I had planned my project in an organized manner while writing the proposal and I am happy to be on track now with a few remaining parts. The first month, according to the plan, was to focus on the SARIMAX model and their model selection while the second month, which is now, is to focus on the Exponential Smoothing models and their model selection. Last week has been spent in deciding the parameters that would be valuable to keep while selecting an ES model for automatically forecasting the time-series data.
To get into the details, I have referred to the ets function of the forecast package in R and had run a few unit tests to check if the results match with them. Furthermore, we are following a brute force approach to fit the Exponential Smoothing models and running a check for their in-sample Information Criteria like AIC to choose the best model. The best model is then returned to use it for the forecasts.
Apart from these, One of my tasks is to figure out a way to connect the various modules and classes, that I have built during the first month, with the ES modules so that they all work together.
I’ll keep on posting more on this project after I complete the module and make it a really functional project.

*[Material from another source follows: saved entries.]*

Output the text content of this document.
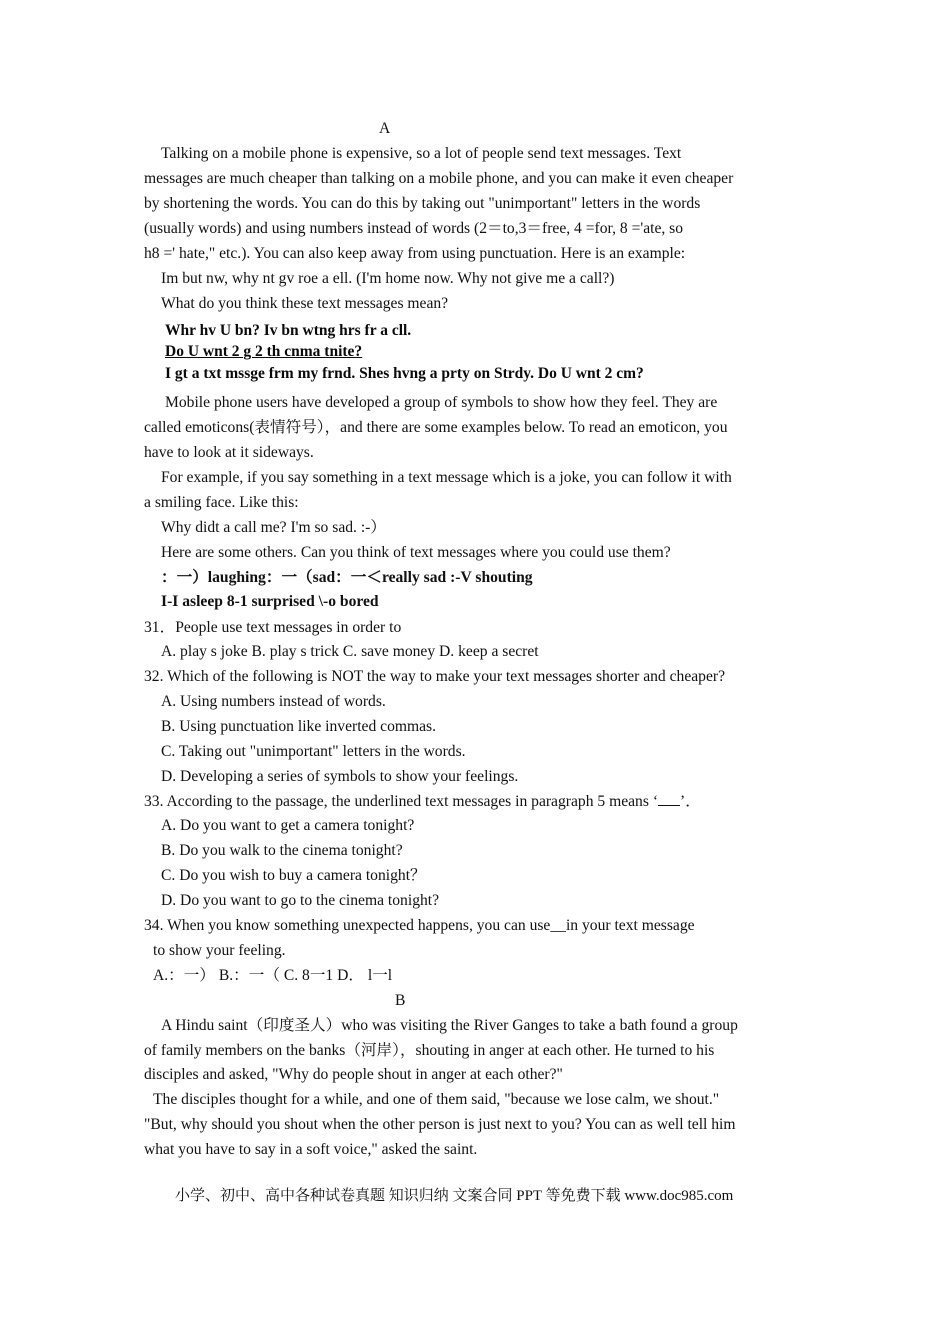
A
Talking on a mobile phone is expensive, so a lot of people send text messages. Text
messages are much cheaper than talking on a mobile phone, and you can make it even cheaper
by shortening the words. You can do this by taking out "unimportant" letters in the words
(usually words) and using numbers instead of words (2＝to,3＝free, 4 =for, 8 ='ate, so
h8 =' hate," etc.). You can also keep away from using punctuation. Here is an example:
Im but nw, why nt gv roe a ell. (I'm home now. Why not give me a call?)
What do you think these text messages mean?
Whr hv U bn? Iv bn wtng hrs fr a cll.
Do U wnt 2 g 2 th cnma tnite?
I gt a txt mssge frm my frnd. Shes hvng a prty on Strdy. Do U wnt 2 cm?
Mobile phone users have developed a group of symbols to show how they feel. They are
called emoticons(表情符号），and there are some examples below. To read an emoticon, you
have to look at it sideways.
For example, if you say something in a text message which is a joke, you can follow it with
a smiling face. Like this:
Why didt a call me? I'm so sad. :-）
Here are some others. Can you think of text messages where you could use them?
：一）laughing：一（sad：一＜really sad :-V shouting
I-I asleep 8-1 surprised \-o bored
31．People use text messages in order to
A. play s joke B. play s trick C. save money D. keep a secret
32. Which of the following is NOT the way to make your text messages shorter and cheaper?
A. Using numbers instead of words.
B. Using punctuation like inverted commas.
C. Taking out "unimportant" letters in the words.
D. Developing a series of symbols to show your feelings.
33. According to the passage, the underlined text messages in paragraph 5 means ‘ ’．
A. Do you want to get a camera tonight?
B. Do you walk to the cinema tonight?
C. Do you wish to buy a camera tonight？
D. Do you want to go to the cinema tonight?
34. When you know something unexpected happens, you can use__in your text message
to show your feeling.
A.：一） B.：一（ C. 8一1 D． l一l
B
A Hindu saint（印度圣人）who was visiting the River Ganges to take a bath found a group
of family members on the banks（河岸），shouting in anger at each other. He turned to his
disciples and asked, "Why do people shout in anger at each other?"
The disciples thought for a while, and one of them said, "because we lose calm, we shout."
"But, why should you shout when the other person is just next to you? You can as well tell him
what you have to say in a soft voice," asked the saint.
小学、初中、高中各种试卷真题 知识归纳 文案合同 PPT 等免费下载 www.doc985.com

It’s almost one month since I officially started coding for Statsmodels as a part of Google Summer of Code. The journey till now has been very challenging and thrilling until now. The milestones which I cover every week has taught me a lot regarding code practice, statistics and open source. I am sharing a few of the work that I have done during the last two weeks which I feel were the most challenging milestones during my first month of contribution.

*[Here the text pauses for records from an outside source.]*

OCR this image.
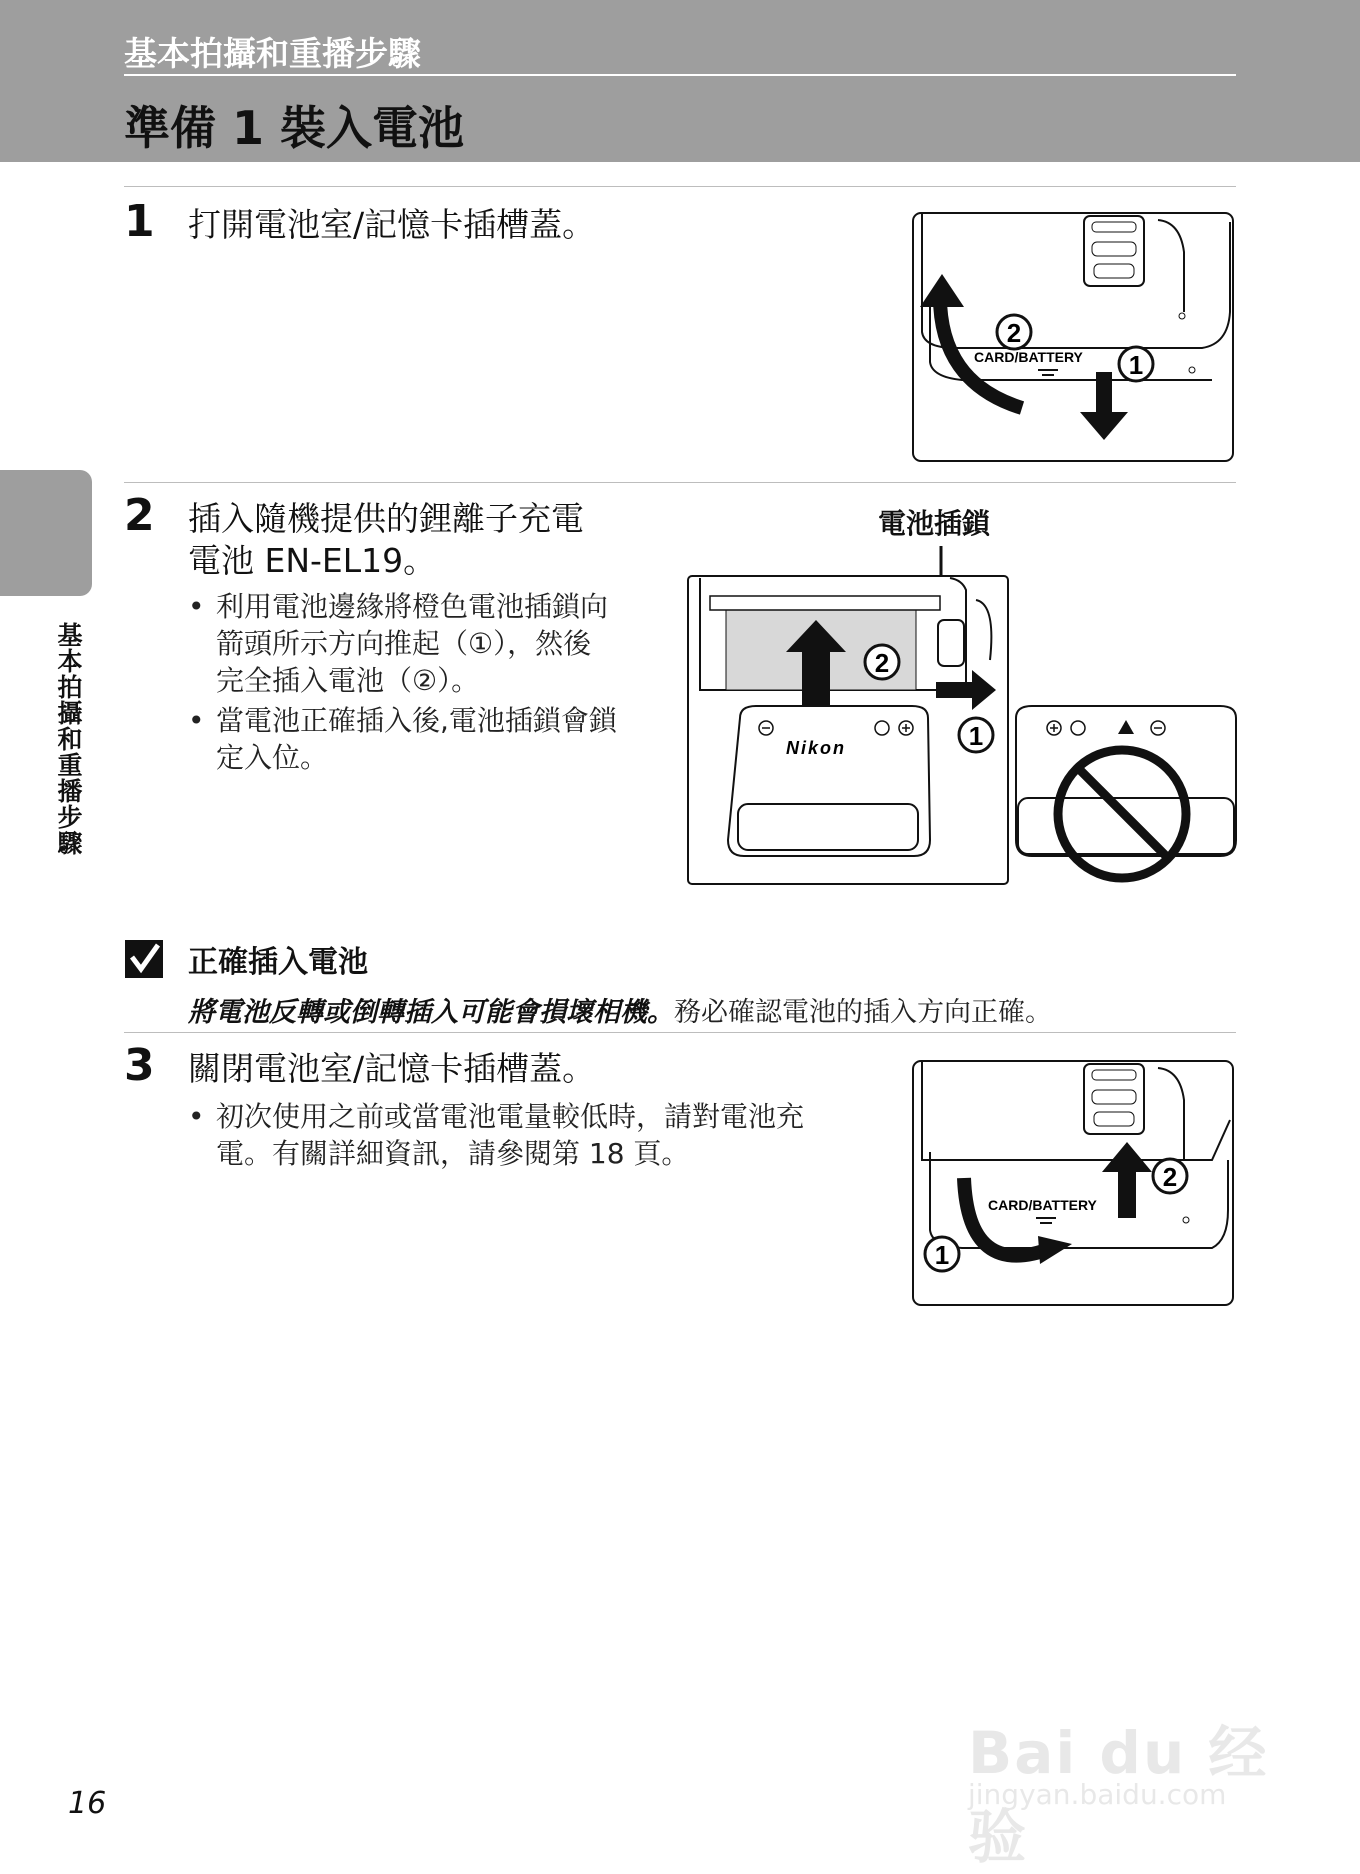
基本拍攝和重播步驟
準備 1 裝入電池
基本拍攝和重播步驟
1 打開電池室/記憶卡插槽蓋。
2
CARD/BATTERY 1
2 插入隨機提供的鋰離子充電
電池 EN-EL19。
• 利用電池邊緣將橙色電池插鎖向
箭頭所示方向推起（①），然後
完全插入電池（②）。
• 當電池正確插入後,電池插鎖會鎖
定入位。
電池插鎖
2
1
Nikon
正確插入電池
將電池反轉或倒轉插入可能會損壞相機。務必確認電池的插入方向正確。
3 關閉電池室/記憶卡插槽蓋。
• 初次使用之前或當電池電量較低時，請對電池充
電。有關詳細資訊，請參閱第 18 頁。
1
CARD/BATTERY
2
16
Bai du 经验
jingyan.baidu.com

The third week of my code contribution was targetted at expanding my auto_order function(created during the first week) to support computing seasonality order and intercepts. This included developing the code to check for all the different possibilities of AR, MA parameters along with the seasonal parameters which would provide the least AIC for a particular input time-series.
The fourth week was focussed on building an auto_transformation module which would help in automatically transforming the time-series into a stationary time-series. Since statsmodels already includes the Box-Cox transformation functionality, my focus was to create a module which would predict the parameters for this transformation. The book by Draper and Smith – “Applied Regression Analysis” provided some useful techniques to do that. The parameters(lambda) for the Box-Cox transformation was predicted by checking the value of lambda that maximizes the likelihood of linear regression.
The functions a module that I have developed are now to be tested with real-life examples against other modules and package(like the forecast package in R).